Geography will be a variable the university looks at when the Alumni Association locates possible replacements for three recently resigned Board of Trustees members.

To ensure equal demographical representation, board members are selected in part according to where they live. The three board members who recently retired are from Hinsdale, a southwest suburb of Chicago; Savoy, a town near Champaign; and Springfield.

David Sluzevich, the president of the Alumni Association’s Board of Directors, is responsible for contacting the prospective candidates. Also, unlike other state universities, all of the eight board members are Eastern alumni.

Sluzevich hopes to find six candidates to submit to the state’s Office of Boards and Commissions, filling both of those criteria.

“I’m kind of approaching it from a two-prong attack,” Sluzevich said. “Hopefully, we can maintain the geographic balance from the board and remain unique that we have all EIU graduates.”

The board’s Vice Chair Betsy Mitchell (Savoy) and board member Julie Sullivan (Springfield) retired in light of Gov. Rod Blagojevich’s Tuesday signing of an ethics bill disallowing any state board member to be a lobbyist. Bob Manion (Hinsdale) resigned in August, citing a lack of time as the reason.

Sluzevich would not supply the names of the possible candidates for the board, which serves as the university’s governing policy.

“I simply hate to see us lose Betsy and Julie,” said Steve Rich, director of Alumni Services. “I think they were great board members.”

President Lou Hencken said Sullivan and Mitchell were the two board members who always inquired about student and tuition fee increases.

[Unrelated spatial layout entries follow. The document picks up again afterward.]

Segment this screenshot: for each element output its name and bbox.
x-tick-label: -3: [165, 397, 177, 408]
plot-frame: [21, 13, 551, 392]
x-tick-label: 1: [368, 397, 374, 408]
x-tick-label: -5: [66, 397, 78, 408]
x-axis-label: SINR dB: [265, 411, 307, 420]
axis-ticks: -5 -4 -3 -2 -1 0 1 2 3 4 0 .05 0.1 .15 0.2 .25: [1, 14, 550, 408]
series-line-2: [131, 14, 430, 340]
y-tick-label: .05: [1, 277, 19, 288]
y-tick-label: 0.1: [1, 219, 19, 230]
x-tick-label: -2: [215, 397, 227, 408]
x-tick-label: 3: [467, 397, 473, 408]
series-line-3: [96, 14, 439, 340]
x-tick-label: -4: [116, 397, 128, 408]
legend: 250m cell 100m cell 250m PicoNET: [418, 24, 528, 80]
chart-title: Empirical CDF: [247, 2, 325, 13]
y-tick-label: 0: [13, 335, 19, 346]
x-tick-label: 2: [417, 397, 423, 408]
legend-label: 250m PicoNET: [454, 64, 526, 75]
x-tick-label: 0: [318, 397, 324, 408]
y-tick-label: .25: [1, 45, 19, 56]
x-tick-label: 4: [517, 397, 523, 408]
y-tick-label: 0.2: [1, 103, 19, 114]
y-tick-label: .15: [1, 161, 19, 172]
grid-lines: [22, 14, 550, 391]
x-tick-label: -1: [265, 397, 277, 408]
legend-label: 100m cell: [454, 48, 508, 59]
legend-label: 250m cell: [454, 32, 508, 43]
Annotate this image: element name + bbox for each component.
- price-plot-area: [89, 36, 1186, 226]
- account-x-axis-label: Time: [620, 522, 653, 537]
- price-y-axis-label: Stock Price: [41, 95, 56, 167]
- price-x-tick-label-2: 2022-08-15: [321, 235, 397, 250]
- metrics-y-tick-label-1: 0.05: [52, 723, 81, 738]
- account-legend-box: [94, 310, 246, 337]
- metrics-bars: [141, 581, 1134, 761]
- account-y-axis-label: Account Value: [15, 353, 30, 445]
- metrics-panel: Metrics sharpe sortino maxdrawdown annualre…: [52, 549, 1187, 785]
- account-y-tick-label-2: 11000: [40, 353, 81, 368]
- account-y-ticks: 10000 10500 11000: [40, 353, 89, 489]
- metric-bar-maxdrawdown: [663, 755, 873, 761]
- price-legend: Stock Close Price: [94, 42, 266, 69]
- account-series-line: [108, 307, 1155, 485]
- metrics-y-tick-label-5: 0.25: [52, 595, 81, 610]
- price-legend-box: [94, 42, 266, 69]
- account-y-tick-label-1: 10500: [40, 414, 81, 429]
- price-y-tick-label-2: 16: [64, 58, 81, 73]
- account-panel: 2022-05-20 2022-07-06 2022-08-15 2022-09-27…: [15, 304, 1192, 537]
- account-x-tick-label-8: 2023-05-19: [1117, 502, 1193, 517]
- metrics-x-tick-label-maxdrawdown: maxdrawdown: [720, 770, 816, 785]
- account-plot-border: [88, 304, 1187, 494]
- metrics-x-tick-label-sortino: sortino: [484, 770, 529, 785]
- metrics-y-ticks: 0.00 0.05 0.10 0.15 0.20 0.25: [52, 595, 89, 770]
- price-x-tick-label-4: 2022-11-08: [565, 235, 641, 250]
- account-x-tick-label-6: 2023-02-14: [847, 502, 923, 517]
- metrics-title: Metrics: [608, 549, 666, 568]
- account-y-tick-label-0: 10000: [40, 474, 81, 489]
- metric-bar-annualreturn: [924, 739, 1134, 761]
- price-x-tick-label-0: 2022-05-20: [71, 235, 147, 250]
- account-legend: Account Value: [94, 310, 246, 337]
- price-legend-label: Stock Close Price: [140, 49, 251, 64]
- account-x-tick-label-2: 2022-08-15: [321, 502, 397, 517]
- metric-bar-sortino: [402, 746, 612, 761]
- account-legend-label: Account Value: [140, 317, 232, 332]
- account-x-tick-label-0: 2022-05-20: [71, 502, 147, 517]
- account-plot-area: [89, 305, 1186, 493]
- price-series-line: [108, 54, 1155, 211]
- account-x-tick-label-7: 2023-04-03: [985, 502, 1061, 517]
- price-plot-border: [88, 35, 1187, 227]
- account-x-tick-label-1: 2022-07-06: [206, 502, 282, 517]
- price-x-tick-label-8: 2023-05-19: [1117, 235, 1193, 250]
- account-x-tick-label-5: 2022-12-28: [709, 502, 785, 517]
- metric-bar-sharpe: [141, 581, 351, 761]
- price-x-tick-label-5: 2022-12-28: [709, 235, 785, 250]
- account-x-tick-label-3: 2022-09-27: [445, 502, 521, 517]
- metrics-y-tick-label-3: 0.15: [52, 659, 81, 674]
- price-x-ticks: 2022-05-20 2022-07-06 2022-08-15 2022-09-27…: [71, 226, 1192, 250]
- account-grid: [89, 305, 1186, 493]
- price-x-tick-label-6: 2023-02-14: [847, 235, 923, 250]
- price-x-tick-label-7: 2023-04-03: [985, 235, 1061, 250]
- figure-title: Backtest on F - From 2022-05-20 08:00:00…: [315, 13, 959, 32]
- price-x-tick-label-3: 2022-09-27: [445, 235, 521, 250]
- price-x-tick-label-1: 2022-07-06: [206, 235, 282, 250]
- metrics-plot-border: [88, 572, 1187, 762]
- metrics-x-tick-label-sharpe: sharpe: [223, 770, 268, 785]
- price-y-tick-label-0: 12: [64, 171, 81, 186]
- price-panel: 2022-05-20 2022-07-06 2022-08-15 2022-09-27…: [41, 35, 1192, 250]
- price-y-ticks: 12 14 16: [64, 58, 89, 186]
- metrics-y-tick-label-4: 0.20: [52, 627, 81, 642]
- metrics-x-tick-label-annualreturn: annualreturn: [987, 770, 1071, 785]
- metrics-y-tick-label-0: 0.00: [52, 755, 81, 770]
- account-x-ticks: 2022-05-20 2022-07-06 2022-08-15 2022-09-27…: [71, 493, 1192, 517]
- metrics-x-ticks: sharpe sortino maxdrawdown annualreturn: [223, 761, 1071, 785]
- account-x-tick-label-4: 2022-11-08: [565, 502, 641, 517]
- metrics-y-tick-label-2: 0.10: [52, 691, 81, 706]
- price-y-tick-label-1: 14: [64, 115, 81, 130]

The search will also include members from the Charleston and university community. The earlier the university supplies the names of potential candidates to the Boards and Commissions office, the sooner the replacements would be appointed by Blagojevich.

Once the list of candidates reaches the Boards and Commissions office, a background check will be conducted. A timeframe for the replacement process, which Blagojevich press secretary Tom Schafer said would take at least a couple of weeks, was unclear on Thursday. Schafer could only promise the governor would act on the issue “as quickly as he could.” He did hint that those boards who are in threat of not reaching quorum would be filled first.

“How long might it be?” Schafer asked. “It depends on the circumstances and depends when the names have gotten to us.”